Possiamo pensare che sia di ritorno la sinistra di governo? Il buon successo del Partito democratico alle europee dovrebbe farci pensare di sì. Il risultato è stato con tutta evidenza dovuto sia alla campagna intensa e generosa della segretaria, sia – come risulta dalle preferenze – alla presenza di candidati forti e convincenti. Se si confrontano questi risultati con quelli deludenti degli altri possibili alleati in una futura coalizione, alcune considerazioni balzano in primo piano. Anzitutto, il Pd è un partito. Cioè – con tutti i suoi difetti – una struttura democratica, radicata nei territori, dotata di una straordinaria esperienza di governo locale, capace di dividersi ma anche di unirsi senza perdere le sue differenze.

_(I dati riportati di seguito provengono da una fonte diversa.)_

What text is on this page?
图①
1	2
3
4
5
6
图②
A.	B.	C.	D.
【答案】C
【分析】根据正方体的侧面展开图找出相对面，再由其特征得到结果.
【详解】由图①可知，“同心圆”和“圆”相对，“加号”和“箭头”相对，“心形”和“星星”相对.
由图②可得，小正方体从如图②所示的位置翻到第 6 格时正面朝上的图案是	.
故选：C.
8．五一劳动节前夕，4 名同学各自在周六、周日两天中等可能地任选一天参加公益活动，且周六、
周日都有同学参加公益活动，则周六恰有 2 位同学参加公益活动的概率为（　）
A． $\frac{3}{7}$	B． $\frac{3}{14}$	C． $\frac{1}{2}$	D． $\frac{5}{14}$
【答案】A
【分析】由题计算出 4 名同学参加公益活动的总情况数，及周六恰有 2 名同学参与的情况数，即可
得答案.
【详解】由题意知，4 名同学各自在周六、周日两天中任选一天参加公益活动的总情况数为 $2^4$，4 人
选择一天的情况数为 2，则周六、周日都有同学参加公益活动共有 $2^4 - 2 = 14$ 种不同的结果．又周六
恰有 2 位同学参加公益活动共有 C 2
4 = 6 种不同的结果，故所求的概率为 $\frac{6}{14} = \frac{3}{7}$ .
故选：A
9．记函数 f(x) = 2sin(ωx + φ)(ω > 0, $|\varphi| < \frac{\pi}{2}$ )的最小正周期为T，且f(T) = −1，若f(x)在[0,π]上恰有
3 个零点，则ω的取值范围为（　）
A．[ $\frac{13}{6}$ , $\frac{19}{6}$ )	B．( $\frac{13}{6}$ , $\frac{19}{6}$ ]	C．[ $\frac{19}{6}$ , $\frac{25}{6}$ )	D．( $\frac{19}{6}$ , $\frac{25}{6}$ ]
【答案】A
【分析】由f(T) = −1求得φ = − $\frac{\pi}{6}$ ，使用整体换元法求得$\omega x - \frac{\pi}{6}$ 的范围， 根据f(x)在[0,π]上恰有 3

È incredibile come queste caratteristiche, che fanno la forza del Pd, vengano raccontate (a volte anche da esponenti del partito) come derive correntizie, manovre di potere, forza di capibastone. Sembra quasi che ogni linguaggio che fa riferimento ai partiti sia interdetto nel discorso pubblico italiano, così che raccogliere voti sembri qualcosa di sospetto, ai limiti della corruzione, e non invece la capacità di aggregare consensi, che è la missione prima di un partito. In secondo luogo, il Pd non è un partito personale. E non lo è, nonostante l’indubbio protagonismo di Elly Schlein e nonostante il reciproco riconoscimento tra lei e la premier Meloni. Non essere un partito personale, forse prima o poi qualcuno se ne accorgerà, è una forza e non una debolezza. Da questo punto di vista, è stato un bene che la proposta di inserire il nome della segretaria nel simbolo non sia passata. Non, come hanno letto molti commentatori, per una rivolta dei capicorrente, ma perché, molto semplicemente, non corrispondeva alla natura del partito.

Ora, però, si apre la questione politica di come si organizza l’opposizione. C’è chi fa i conti delle percentuali e di quanto l’opposizione possa sopravanzare il governo. Come se la prossima vittoria fosse a portata di mano, semplicemente sommando le diverse sigle. Ma attenzione, meglio tenere la mente fredda. E fare alcune semplici conti: le percentuali non sono i voti; le politiche non sono le europee. E una somma di sigle non convince più nessuno, basta guardare al risultato di Stati uniti d’Europa, che pure aveva nomi come la Bonino e Renzi, che ha avuto un alto numero di preferenze.

Allora, invece di cominciare dalla fine, vediamo per una volta di cominciare dal principio. Il Pd si deve allargare, non aggiungendo sigle ma ampliando la sua capacità di dare risposte, arricchendo le sue idee e le sue proposte. È ora di andare al di là della denuncia e della protesta. È ora di sviluppare un discorso maturo, autenticamente riformista, anche facendo tesoro del successo dei tanti esponenti riformisti che sono stati eletti. Non volete chiamarla vocazione maggioritaria? Chiamatela come volete. L’importante è cominciare a fare la sinistra di governo. Cioè un centrosinistra che guardi in faccia la realtà e riesca a produrre idee forti per un mondo nuovo, non la stanca rimasticatura di antiche debolezze.